Identifying contraindications to resection in patients with pancreatic carcinoma: DETERMINATION OF RESECTABILITY Part 1
Accurate staging of pancreatic cancer is essential for determining which patients may benefit from surgery. Vascular and lymph node invasion are important prognostic factors that should be identified before surgery. Early reports showed that the accuracy of EUS for preoperative staging of pancreatic cancer (85% to 100%) was superior to that of dynamic CT (64% to 66%) and transabdominal ultrasound (61% to 64%). Gress et al evaluated 81 patients preop-eratively by using dynamic CT and EUS. They found that EUS was superior to dynamic CT for tumour (85% versus 30%; P<0.0001) and node (72% versus 55%; P<0.0001) staging, as well as for detecting vascular invasion (93% versus 62%; P<0.0001) (Table 3). The poor performance of CT in this study population may have been due in part to the inclusion of patients without distant metastases and the use of dynamic instead of helical CT. Learn how to save money – to enjoy your shopping and your treatment.

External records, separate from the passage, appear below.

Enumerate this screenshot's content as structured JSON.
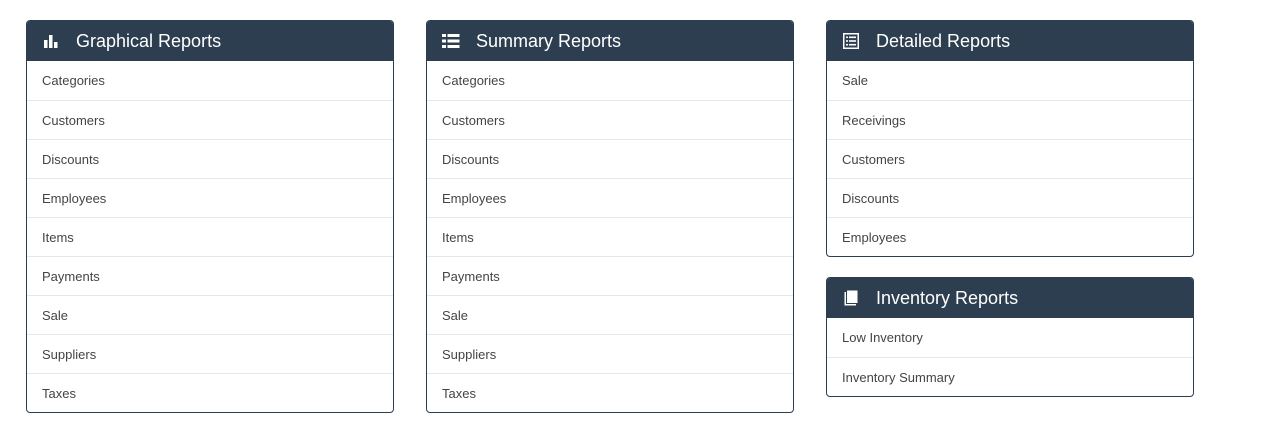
{
  "panels": {
    "graphical": {
      "title": "Graphical Reports",
      "icon": "bar-chart-icon",
      "items": [
        "Categories",
        "Customers",
        "Discounts",
        "Employees",
        "Items",
        "Payments",
        "Sale",
        "Suppliers",
        "Taxes"
      ]
    },
    "summary": {
      "title": "Summary Reports",
      "icon": "list-icon",
      "items": [
        "Categories",
        "Customers",
        "Discounts",
        "Employees",
        "Items",
        "Payments",
        "Sale",
        "Suppliers",
        "Taxes"
      ]
    },
    "detailed": {
      "title": "Detailed Reports",
      "icon": "list-alt-icon",
      "items": [
        "Sale",
        "Receivings",
        "Customers",
        "Discounts",
        "Employees"
      ]
    },
    "inventory": {
      "title": "Inventory Reports",
      "icon": "book-icon",
      "items": [
        "Low Inventory",
        "Inventory Summary"
      ]
    }
  },
  "colors": {
    "header_bg": "#2c3e50",
    "header_text": "#ffffff",
    "item_text": "#444444",
    "divider": "#e6e6e6"
  }
}
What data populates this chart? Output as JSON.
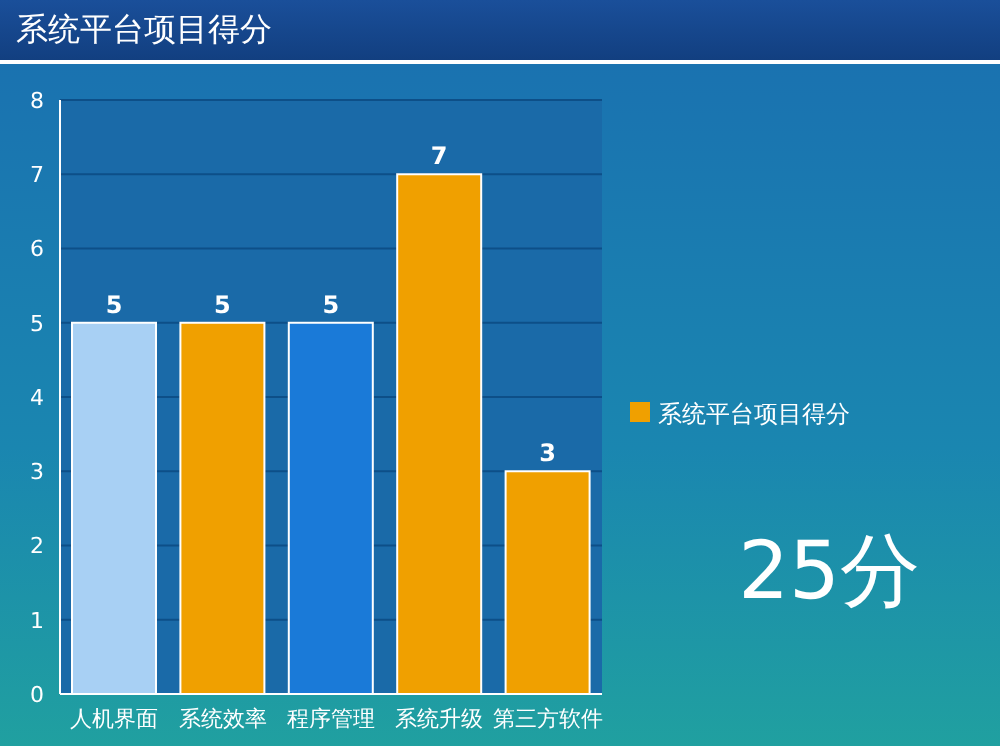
{
  "chart_data": {
    "type": "bar",
    "title": "系统平台项目得分",
    "categories": [
      "人机界面",
      "系统效率",
      "程序管理",
      "系统升级",
      "第三方软件"
    ],
    "series": [
      {
        "name": "系统平台项目得分",
        "color": "#f0a000",
        "values": [
          5,
          5,
          5,
          7,
          3
        ],
        "colors": [
          "#a8d0f4",
          "#f0a000",
          "#1a7ad8",
          "#f0a000",
          "#f0a000"
        ]
      }
    ],
    "ylim": [
      0,
      8
    ],
    "yticks": [
      0,
      1,
      2,
      3,
      4,
      5,
      6,
      7,
      8
    ],
    "grid": "y",
    "legend": "right",
    "data_labels": true,
    "annotations": [
      "25分"
    ]
  }
}
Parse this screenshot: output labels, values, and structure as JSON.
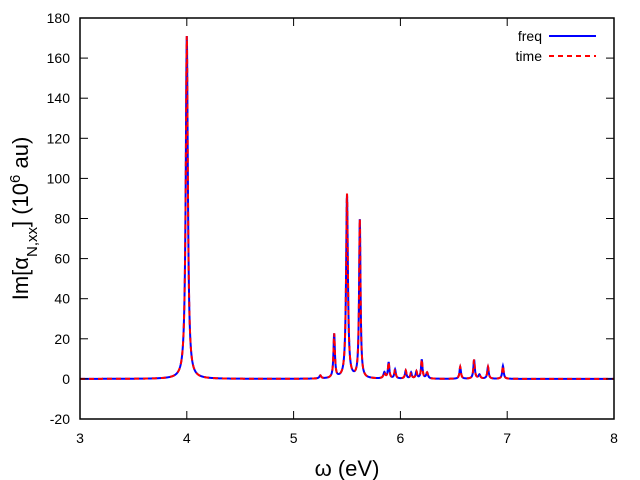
{
  "chart_data": {
    "type": "line",
    "title": "",
    "xlabel": "ω (eV)",
    "ylabel": {
      "prefix": "Im[α",
      "subscript": "N,xx",
      "middle": "] (10",
      "superscript": "6",
      "suffix": " au)"
    },
    "xlim": [
      3,
      8
    ],
    "ylim": [
      -20,
      180
    ],
    "xticks": [
      3,
      4,
      5,
      6,
      7,
      8
    ],
    "yticks": [
      -20,
      0,
      20,
      40,
      60,
      80,
      100,
      120,
      140,
      160,
      180
    ],
    "grid": false,
    "legend_position": "top-right",
    "series": [
      {
        "name": "freq",
        "color": "#0000ff",
        "style": "solid"
      },
      {
        "name": "time",
        "color": "#ff0000",
        "style": "dashed"
      }
    ],
    "peaks": [
      {
        "x": 4.0,
        "height": 171,
        "width": 0.012
      },
      {
        "x": 5.25,
        "height": 1.5,
        "width": 0.01
      },
      {
        "x": 5.38,
        "height": 22,
        "width": 0.008
      },
      {
        "x": 5.5,
        "height": 92,
        "width": 0.01
      },
      {
        "x": 5.62,
        "height": 79,
        "width": 0.008
      },
      {
        "x": 5.85,
        "height": 3,
        "width": 0.01
      },
      {
        "x": 5.89,
        "height": 8,
        "width": 0.008
      },
      {
        "x": 5.95,
        "height": 4.5,
        "width": 0.008
      },
      {
        "x": 6.05,
        "height": 4,
        "width": 0.008
      },
      {
        "x": 6.1,
        "height": 3,
        "width": 0.008
      },
      {
        "x": 6.15,
        "height": 3.5,
        "width": 0.008
      },
      {
        "x": 6.2,
        "height": 9.5,
        "width": 0.008
      },
      {
        "x": 6.25,
        "height": 3,
        "width": 0.01
      },
      {
        "x": 6.56,
        "height": 6,
        "width": 0.008
      },
      {
        "x": 6.69,
        "height": 9.5,
        "width": 0.008
      },
      {
        "x": 6.74,
        "height": 2,
        "width": 0.01
      },
      {
        "x": 6.82,
        "height": 6,
        "width": 0.008
      },
      {
        "x": 6.96,
        "height": 6.5,
        "width": 0.008
      }
    ]
  }
}
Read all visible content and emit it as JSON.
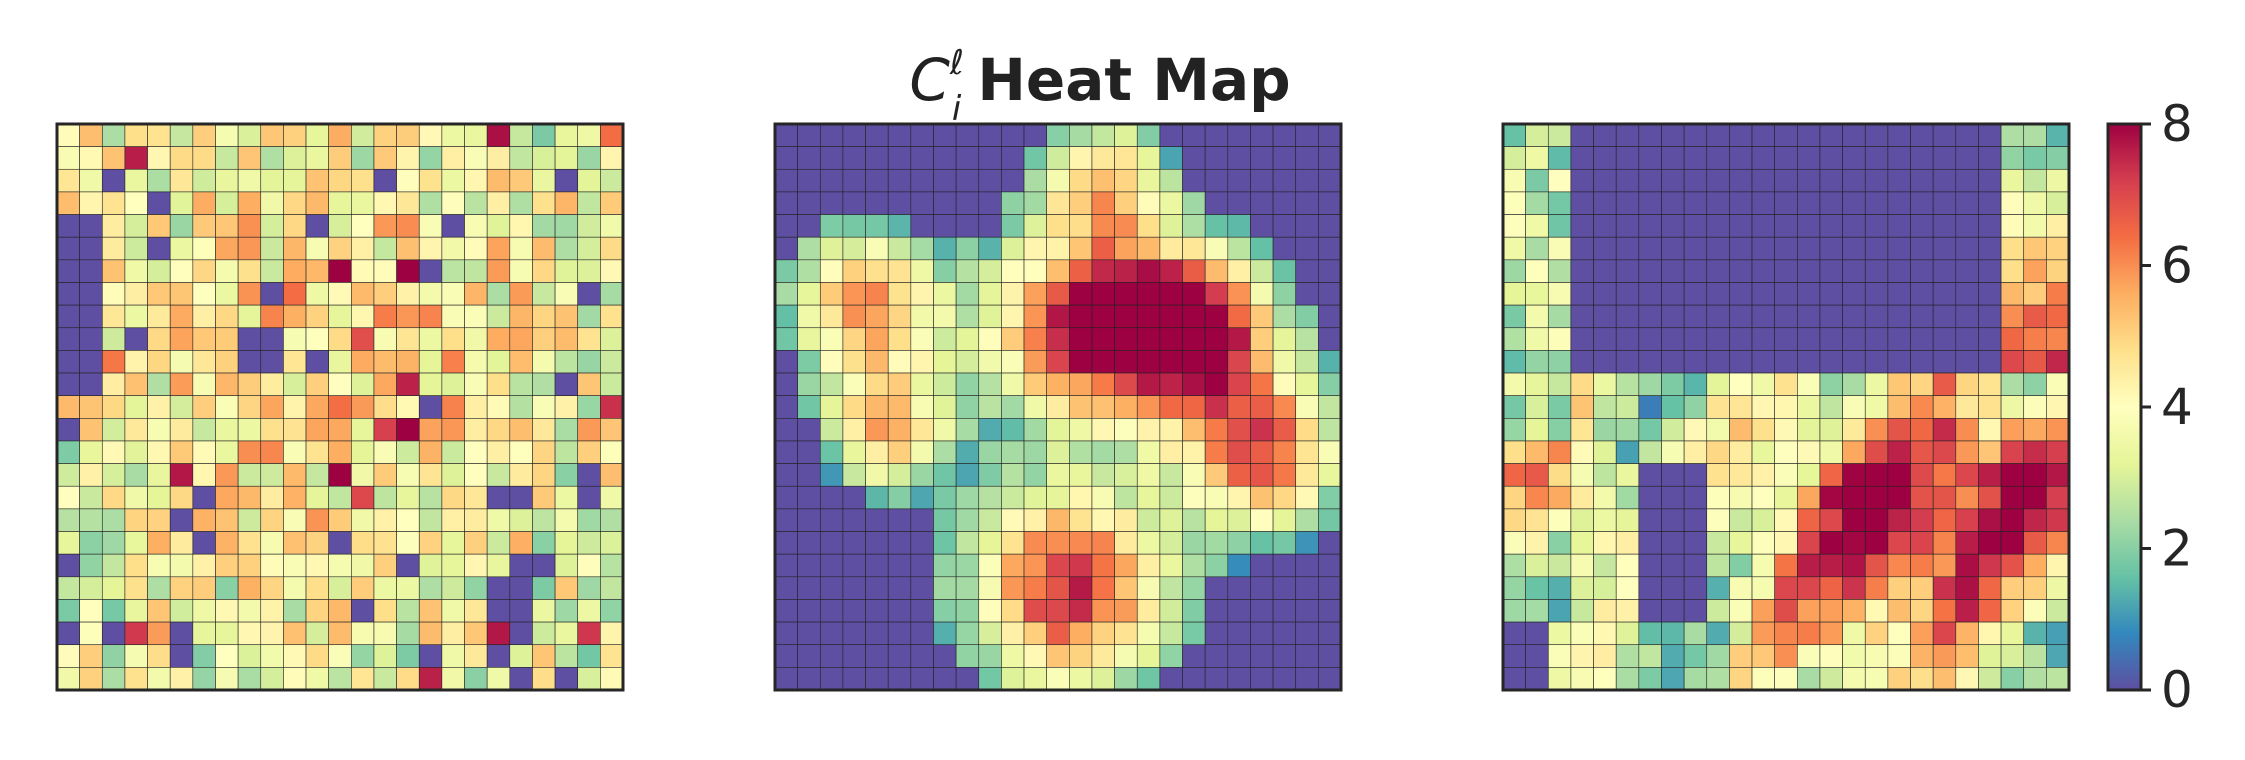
{
  "figure": {
    "title_symbol": "C",
    "title_superscript": "ℓ",
    "title_subscript": "i",
    "title_text": "Heat Map"
  },
  "chart_data": [
    {
      "type": "heatmap",
      "panel": 1,
      "rows": 25,
      "cols": 25,
      "vmin": 0,
      "vmax": 8,
      "colormap": "Spectral_r",
      "grid": true,
      "pattern": "noisy",
      "xticks": [],
      "yticks": []
    },
    {
      "type": "heatmap",
      "panel": 2,
      "rows": 25,
      "cols": 25,
      "vmin": 0,
      "vmax": 8,
      "colormap": "Spectral_r",
      "grid": true,
      "pattern": "blobs",
      "xticks": [],
      "yticks": []
    },
    {
      "type": "heatmap",
      "panel": 3,
      "rows": 25,
      "cols": 25,
      "vmin": 0,
      "vmax": 8,
      "colormap": "Spectral_r",
      "grid": true,
      "pattern": "band",
      "xticks": [],
      "yticks": []
    }
  ],
  "colorbar": {
    "min": 0,
    "max": 8,
    "ticks": [
      0,
      2,
      4,
      6,
      8
    ],
    "tick_labels": [
      "0",
      "2",
      "4",
      "6",
      "8"
    ],
    "position": "right"
  }
}
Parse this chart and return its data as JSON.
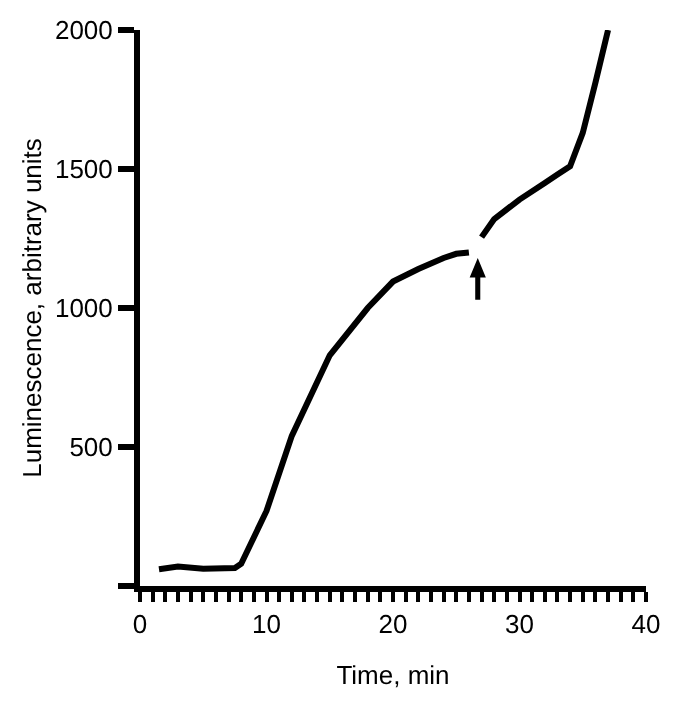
{
  "chart_data": {
    "type": "line",
    "xlabel": "Time, min",
    "ylabel": "Luminescence, arbitrary units",
    "x": [
      1.5,
      3,
      5,
      7.5,
      8,
      10,
      12,
      15,
      18,
      20,
      22,
      24,
      25,
      26,
      26.5,
      27,
      28,
      30,
      32,
      33,
      34,
      35,
      36,
      37
    ],
    "series": [
      {
        "color": "#000000",
        "values": [
          60,
          70,
          62,
          65,
          80,
          270,
          540,
          830,
          1000,
          1095,
          1140,
          1180,
          1195,
          1200,
          null,
          1255,
          1320,
          1390,
          1450,
          1480,
          1510,
          1630,
          1810,
          2000
        ]
      }
    ],
    "xlim": [
      0,
      40
    ],
    "ylim": [
      0,
      2000
    ],
    "xticks": [
      0,
      {
        "value": 1,
        "label": null
      },
      {
        "value": 2,
        "label": null
      },
      {
        "value": 3,
        "label": null
      },
      {
        "value": 4,
        "label": null
      },
      {
        "value": 5,
        "label": null
      },
      {
        "value": 6,
        "label": null
      },
      {
        "value": 7,
        "label": null
      },
      {
        "value": 8,
        "label": null
      },
      {
        "value": 9,
        "label": null
      },
      10,
      {
        "value": 11,
        "label": null
      },
      {
        "value": 12,
        "label": null
      },
      {
        "value": 13,
        "label": null
      },
      {
        "value": 14,
        "label": null
      },
      {
        "value": 15,
        "label": null
      },
      {
        "value": 16,
        "label": null
      },
      {
        "value": 17,
        "label": null
      },
      {
        "value": 18,
        "label": null
      },
      {
        "value": 19,
        "label": null
      },
      20,
      {
        "value": 21,
        "label": null
      },
      {
        "value": 22,
        "label": null
      },
      {
        "value": 23,
        "label": null
      },
      {
        "value": 24,
        "label": null
      },
      {
        "value": 25,
        "label": null
      },
      {
        "value": 26,
        "label": null
      },
      {
        "value": 27,
        "label": null
      },
      {
        "value": 28,
        "label": null
      },
      {
        "value": 29,
        "label": null
      },
      30,
      {
        "value": 31,
        "label": null
      },
      {
        "value": 32,
        "label": null
      },
      {
        "value": 33,
        "label": null
      },
      {
        "value": 34,
        "label": null
      },
      {
        "value": 35,
        "label": null
      },
      {
        "value": 36,
        "label": null
      },
      {
        "value": 37,
        "label": null
      },
      {
        "value": 38,
        "label": null
      },
      {
        "value": 39,
        "label": null
      },
      40
    ],
    "yticks": [
      {
        "value": 0,
        "label": null
      },
      500,
      1000,
      1500,
      2000
    ],
    "marker": "none",
    "line_style": "solid",
    "legend": false
  }
}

Tumour and lymph node staging accuracy in pancreatic cancer: Endoscopic ultrasound (EUS) versus computed tomography (CT)*
|T stage||N stage|
|Author (reference)||n||EUS (%) CT (%)||EUS (%) CT (%)|
|Legmann et al (2)*||22||90 86||86 77|
|Midwinter et al (5)*||23||—||74* 65*|
|Gress et al (3)§||81||85 30||72 55|
*TNM staging as per The American Joint Committee on Cancer (38);fDistant lymph nodes; tThin-section axial CT; §Dual-phase helical CT.